I recommend the Young Wizards series by Diane Duane, starting with So You Want to Be a Wizard. Wizardry here is partly a matter of aptitude, partly of study, but mostly of need and commitment; you find the chance to become one if the universe needs you to devote your life to slowing down entropy. And oh, it is fun. I'm not actually doing very well with description right now, but I'm sure somebody else could add on.
Sabriel and Lirael and Abhorsen by Garth Nix. Sabriel is part of a tradition of sort of anti-necromancers that must regularly lay the Dead back to rest when they've been dragged back upriver and are shambling around.
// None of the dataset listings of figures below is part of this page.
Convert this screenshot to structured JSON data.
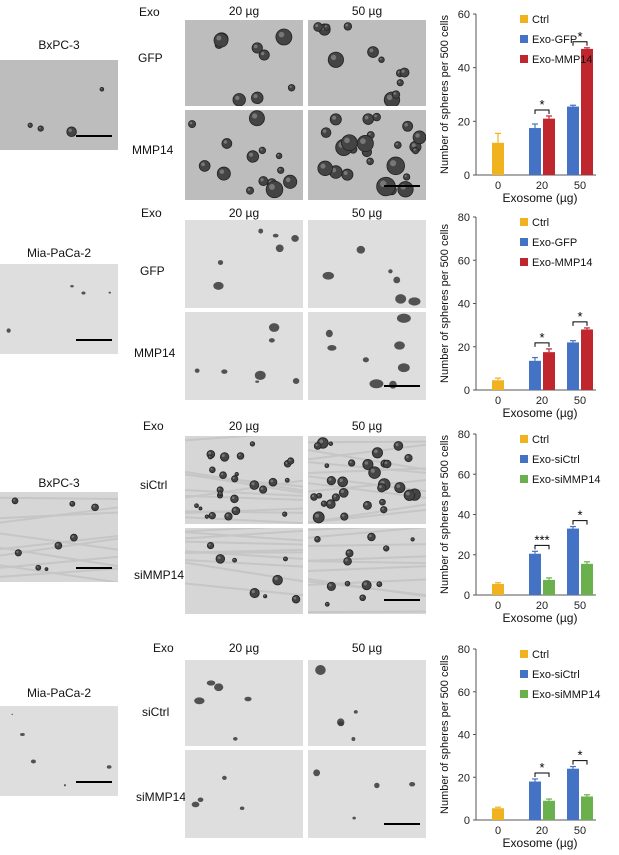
{
  "panels": [
    {
      "cell_line": "BxPC-3",
      "exo_label": "Exo",
      "dose1": "20 µg",
      "dose2": "50 µg",
      "row1": "GFP",
      "row2": "MMP14",
      "style": "dark",
      "colors": {
        "ctrl": "#f0b21e",
        "a": "#4472c4",
        "b": "#c0262d"
      }
    },
    {
      "cell_line": "Mia-PaCa-2",
      "exo_label": "Exo",
      "dose1": "20 µg",
      "dose2": "50 µg",
      "row1": "GFP",
      "row2": "MMP14",
      "style": "light",
      "colors": {
        "ctrl": "#f0b21e",
        "a": "#4472c4",
        "b": "#c0262d"
      }
    },
    {
      "cell_line": "BxPC-3",
      "exo_label": "Exo",
      "dose1": "20 µg",
      "dose2": "50 µg",
      "row1": "siCtrl",
      "row2": "siMMP14",
      "style": "textured",
      "colors": {
        "ctrl": "#f0b21e",
        "a": "#4472c4",
        "b": "#6ab04c"
      }
    },
    {
      "cell_line": "Mia-PaCa-2",
      "exo_label": "Exo",
      "dose1": "20 µg",
      "dose2": "50 µg",
      "row1": "siCtrl",
      "row2": "siMMP14",
      "style": "light",
      "colors": {
        "ctrl": "#f0b21e",
        "a": "#4472c4",
        "b": "#6ab04c"
      }
    }
  ],
  "chart_data": [
    {
      "type": "bar",
      "ylabel": "Number of spheres per 500 cells",
      "xlabel": "Exosome (µg)",
      "categories": [
        "0",
        "20",
        "50"
      ],
      "ylim": [
        0,
        60
      ],
      "yticks": [
        0,
        20,
        40,
        60
      ],
      "legend": [
        "Ctrl",
        "Exo-GFP",
        "Exo-MMP14"
      ],
      "ctrl": {
        "value": 12,
        "err": 3.5
      },
      "series": [
        {
          "name": "Exo-GFP",
          "values": [
            null,
            17.5,
            25.5
          ],
          "err": [
            null,
            1.5,
            0.5
          ]
        },
        {
          "name": "Exo-MMP14",
          "values": [
            null,
            21,
            47
          ],
          "err": [
            null,
            1,
            0.4
          ]
        }
      ],
      "annotations": [
        "*",
        "*"
      ]
    },
    {
      "type": "bar",
      "ylabel": "Number of spheres per 500 cells",
      "xlabel": "Exosome (µg)",
      "categories": [
        "0",
        "20",
        "50"
      ],
      "ylim": [
        0,
        80
      ],
      "yticks": [
        0,
        20,
        40,
        60,
        80
      ],
      "legend": [
        "Ctrl",
        "Exo-GFP",
        "Exo-MMP14"
      ],
      "ctrl": {
        "value": 4.5,
        "err": 1
      },
      "series": [
        {
          "name": "Exo-GFP",
          "values": [
            null,
            13.5,
            22
          ],
          "err": [
            null,
            1.5,
            0.8
          ]
        },
        {
          "name": "Exo-MMP14",
          "values": [
            null,
            17.5,
            28
          ],
          "err": [
            null,
            1.5,
            0.7
          ]
        }
      ],
      "annotations": [
        "*",
        "*"
      ]
    },
    {
      "type": "bar",
      "ylabel": "Number of spheres per 500 cells",
      "xlabel": "Exosome (µg)",
      "categories": [
        "0",
        "20",
        "50"
      ],
      "ylim": [
        0,
        80
      ],
      "yticks": [
        0,
        20,
        40,
        60,
        80
      ],
      "legend": [
        "Ctrl",
        "Exo-siCtrl",
        "Exo-siMMP14"
      ],
      "ctrl": {
        "value": 5.5,
        "err": 0.6
      },
      "series": [
        {
          "name": "Exo-siCtrl",
          "values": [
            null,
            20.5,
            33
          ],
          "err": [
            null,
            1.2,
            1
          ]
        },
        {
          "name": "Exo-siMMP14",
          "values": [
            null,
            7.5,
            15.5
          ],
          "err": [
            null,
            1,
            1
          ]
        }
      ],
      "annotations": [
        "***",
        "*"
      ]
    },
    {
      "type": "bar",
      "ylabel": "Number of spheres per 500 cells",
      "xlabel": "Exosome (µg)",
      "categories": [
        "0",
        "20",
        "50"
      ],
      "ylim": [
        0,
        80
      ],
      "yticks": [
        0,
        20,
        40,
        60,
        80
      ],
      "legend": [
        "Ctrl",
        "Exo-siCtrl",
        "Exo-siMMP14"
      ],
      "ctrl": {
        "value": 5.5,
        "err": 0.5
      },
      "series": [
        {
          "name": "Exo-siCtrl",
          "values": [
            null,
            18,
            24
          ],
          "err": [
            null,
            1.2,
            1
          ]
        },
        {
          "name": "Exo-siMMP14",
          "values": [
            null,
            9,
            11
          ],
          "err": [
            null,
            0.8,
            0.8
          ]
        }
      ],
      "annotations": [
        "*",
        "*"
      ]
    }
  ]
}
But she wasn't expecting to take over her dad's job quite so early.
Pamela Service has written a whole lot of novels, generally easy reading; she does reuse patterns somewhat, to the point that I started noticing a bit of a formula feeling eventually when I tore through several in a row, but it's a pretty good formula as they go and she does have a lot of variations on it. I may have just overdosed. :P The ones I love best are Weirdos of the Universe, Unite!, in which a couple of kids end up fending off an alien invasion with the help of (among others) Baba Yaga, Siegfried, the Wild Huntsman, and a tribble; and the pair Winter of Magic's Return and Tomorrow's Magic, which is... um... post-nuclear-apocalyptic Arthurian fantasy.
And while we're on Arthurian stuff, everything by Gerald Morris. I think he started with some of the better-known pieces and later proceeded into more obscure bits, and he turns all of them into really fun novelizations which combine fondness for the characters with real foibles and mix seriousness and absolute hilarity wonderfully. I love them.